State of the Valley: Signs of trouble

February 22, 2008 12:00:00 AM PST
Silicon Valley turned high-tech into a huge industry. It demonstrated resiliency after the dot-com bust and it's one of the few bright spots experiencing job growth in a period of economic turbulence. But it's also showing signs of new troubles ahead. ABC7's MONEYScope reporter David Louie shows us why Silicon Valley's leaders must address some new challenges.

For many, Silicon Valley is built around engineers and high-tech ventures. They get all the attention. But this year, as valley leaders take stock of themselves, they're discovering they've been ignoring signs of trouble. A double-digit high school dropout rate and difficulty filling lower-paying jobs could drag down the valley's economy.

Silicon Valley added 28,000 jobs last year. It's the top city in the country for registered patents. Growth in median household income outpaces the nation. However, the latest Joint Venture Silicon Valley Network study reveals significant problems too.

"This is panic. This is a horrible thing. Our dropout rates have gone from five percent in 2001 to 13 percent today. Five to 13 percent. If that continues, nobody's going to go to high school," says Tim Draper, Silicon Valley venture capitalist.

Nineteen percent of Silicon Valley residents enter the work force with a high school diploma. The figure is 30 percent nationally, but they're competing for fewer jobs. Mid-wage jobs paying $30,000 to $80,000 dollars a year have fallen six percent from 2002 to 2006.

"To run an economy, to run a region, you need a lot more than entrepreneurs and high-tech workers and venture capitalists. You need a whole infrastructure," says Jagdeep Singh, Infinera President and CEO.

The valley needs electricians, plumbers, medical assistants and biological technicians, according to the study. Emerging technologies, such as solar, need workers too.

"We can train somebody to put solar up on a roof within a few weeks, so what we need is someone with the right attitude and aptitude to get involved in solar and help us out. We're going to need hundreds and hundreds of people in the Bay Area to deploy solar at the scale that we're looking to do," says Julie Blunden, SunPower Public Policy VP.

Economists point out, though, that the significant job growth is in replacing retiring baby boomers.

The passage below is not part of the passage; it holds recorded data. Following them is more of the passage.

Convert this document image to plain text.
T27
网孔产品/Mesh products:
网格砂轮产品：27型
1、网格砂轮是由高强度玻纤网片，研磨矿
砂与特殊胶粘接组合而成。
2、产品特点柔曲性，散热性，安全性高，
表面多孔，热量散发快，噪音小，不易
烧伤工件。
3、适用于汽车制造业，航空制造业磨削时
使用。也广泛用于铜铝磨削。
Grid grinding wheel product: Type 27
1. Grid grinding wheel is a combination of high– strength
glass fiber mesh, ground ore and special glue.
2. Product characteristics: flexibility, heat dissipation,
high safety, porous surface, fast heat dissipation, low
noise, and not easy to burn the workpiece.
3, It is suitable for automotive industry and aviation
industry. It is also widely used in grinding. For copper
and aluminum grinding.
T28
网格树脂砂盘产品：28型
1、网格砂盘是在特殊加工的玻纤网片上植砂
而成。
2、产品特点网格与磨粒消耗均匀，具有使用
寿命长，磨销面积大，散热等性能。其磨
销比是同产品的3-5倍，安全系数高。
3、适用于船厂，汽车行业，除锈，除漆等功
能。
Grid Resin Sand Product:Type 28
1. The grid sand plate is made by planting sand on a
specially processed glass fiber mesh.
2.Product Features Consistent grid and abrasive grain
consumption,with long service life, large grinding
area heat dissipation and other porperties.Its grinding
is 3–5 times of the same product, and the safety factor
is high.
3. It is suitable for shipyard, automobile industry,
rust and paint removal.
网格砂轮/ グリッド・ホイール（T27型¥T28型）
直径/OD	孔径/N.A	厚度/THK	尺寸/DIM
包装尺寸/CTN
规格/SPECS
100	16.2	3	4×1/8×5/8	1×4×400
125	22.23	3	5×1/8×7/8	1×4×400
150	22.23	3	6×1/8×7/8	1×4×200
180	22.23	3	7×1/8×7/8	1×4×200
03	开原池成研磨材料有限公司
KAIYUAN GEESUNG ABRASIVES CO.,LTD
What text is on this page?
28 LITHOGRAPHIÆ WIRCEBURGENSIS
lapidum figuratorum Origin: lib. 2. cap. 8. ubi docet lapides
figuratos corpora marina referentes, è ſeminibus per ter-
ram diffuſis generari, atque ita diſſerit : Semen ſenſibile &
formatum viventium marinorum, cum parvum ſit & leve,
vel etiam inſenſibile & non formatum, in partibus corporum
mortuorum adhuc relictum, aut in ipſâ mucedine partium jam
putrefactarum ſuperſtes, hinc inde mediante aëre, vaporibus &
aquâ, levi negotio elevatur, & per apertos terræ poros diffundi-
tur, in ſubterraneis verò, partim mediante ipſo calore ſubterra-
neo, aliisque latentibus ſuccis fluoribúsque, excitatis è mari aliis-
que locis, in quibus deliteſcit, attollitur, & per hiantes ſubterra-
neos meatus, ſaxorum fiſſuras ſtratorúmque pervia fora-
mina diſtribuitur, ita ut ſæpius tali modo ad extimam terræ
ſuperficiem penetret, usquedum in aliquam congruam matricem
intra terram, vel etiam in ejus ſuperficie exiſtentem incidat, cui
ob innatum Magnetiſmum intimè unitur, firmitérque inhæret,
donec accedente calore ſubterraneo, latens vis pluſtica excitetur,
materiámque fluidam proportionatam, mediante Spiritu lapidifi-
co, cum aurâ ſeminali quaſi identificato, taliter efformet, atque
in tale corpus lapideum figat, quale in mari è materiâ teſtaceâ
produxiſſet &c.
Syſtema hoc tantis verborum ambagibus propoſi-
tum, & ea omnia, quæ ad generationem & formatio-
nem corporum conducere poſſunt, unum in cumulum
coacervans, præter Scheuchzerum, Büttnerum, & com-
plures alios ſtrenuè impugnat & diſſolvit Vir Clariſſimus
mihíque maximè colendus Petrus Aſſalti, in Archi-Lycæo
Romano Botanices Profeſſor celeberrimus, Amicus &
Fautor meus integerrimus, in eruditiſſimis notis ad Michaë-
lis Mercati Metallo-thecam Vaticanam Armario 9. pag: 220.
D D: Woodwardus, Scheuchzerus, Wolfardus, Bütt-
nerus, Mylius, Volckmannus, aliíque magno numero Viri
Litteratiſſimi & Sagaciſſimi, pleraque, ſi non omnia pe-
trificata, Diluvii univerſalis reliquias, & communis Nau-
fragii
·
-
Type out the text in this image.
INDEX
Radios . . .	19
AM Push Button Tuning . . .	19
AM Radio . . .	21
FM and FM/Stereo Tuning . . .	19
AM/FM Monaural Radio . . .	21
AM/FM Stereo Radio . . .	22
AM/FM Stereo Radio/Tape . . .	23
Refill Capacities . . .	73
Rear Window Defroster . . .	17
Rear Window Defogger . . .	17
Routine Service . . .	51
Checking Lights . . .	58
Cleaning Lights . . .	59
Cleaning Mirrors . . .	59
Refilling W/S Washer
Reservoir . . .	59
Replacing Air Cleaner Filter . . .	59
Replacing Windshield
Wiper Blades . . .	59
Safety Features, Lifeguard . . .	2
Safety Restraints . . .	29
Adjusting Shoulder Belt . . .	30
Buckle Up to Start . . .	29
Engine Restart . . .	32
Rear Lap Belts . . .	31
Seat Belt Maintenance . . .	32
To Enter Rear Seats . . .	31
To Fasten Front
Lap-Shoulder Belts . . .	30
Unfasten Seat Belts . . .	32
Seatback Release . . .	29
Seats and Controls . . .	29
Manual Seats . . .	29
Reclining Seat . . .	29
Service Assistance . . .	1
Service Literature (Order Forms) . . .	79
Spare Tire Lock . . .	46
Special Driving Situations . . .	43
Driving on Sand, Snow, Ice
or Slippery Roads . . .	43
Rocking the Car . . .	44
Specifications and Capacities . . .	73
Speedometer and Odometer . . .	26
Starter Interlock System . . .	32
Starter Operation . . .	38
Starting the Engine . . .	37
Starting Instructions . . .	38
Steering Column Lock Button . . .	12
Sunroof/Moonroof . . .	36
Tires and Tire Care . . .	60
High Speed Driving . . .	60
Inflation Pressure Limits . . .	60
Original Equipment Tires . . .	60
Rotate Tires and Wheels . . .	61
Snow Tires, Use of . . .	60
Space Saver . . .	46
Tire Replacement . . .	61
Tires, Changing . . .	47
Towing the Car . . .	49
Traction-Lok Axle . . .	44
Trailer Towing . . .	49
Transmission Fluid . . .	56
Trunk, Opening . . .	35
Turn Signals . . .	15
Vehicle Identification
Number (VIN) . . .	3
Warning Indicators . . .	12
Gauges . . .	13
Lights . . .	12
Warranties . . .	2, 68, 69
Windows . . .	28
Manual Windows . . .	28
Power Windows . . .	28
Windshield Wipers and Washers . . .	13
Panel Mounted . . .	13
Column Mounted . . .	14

"The person from PG&E said half the linemen are going to retire. The people at the waste treatment center in Sunnyvale and San Jose, most of them are over 55. So we have an incredible challenge in filling those mid-level foundational jobs," says Stephen Levy, PhD. of the Center for the Study of the CA Economy.

An estimated 300,000 baby boomers will retire in the next decade. Layoffs, such as the ones underway at Yahoo, remain a fact of life in Silicon Valley.

The director of NOVA, the valley's job re-training program, says it can take a year for a displaced worker to find a new job.

"We've probably had a doubling over the last two years and our largest month for worker dislocation in the last five years was January of 2008," says Michael Curran, of the NOVA job training program.

Even with high demand for job retraining, federal funding for Nova and similar agencies is being cut $300 million dollars this year. That's just one more problem Silicon Valley will have to solve.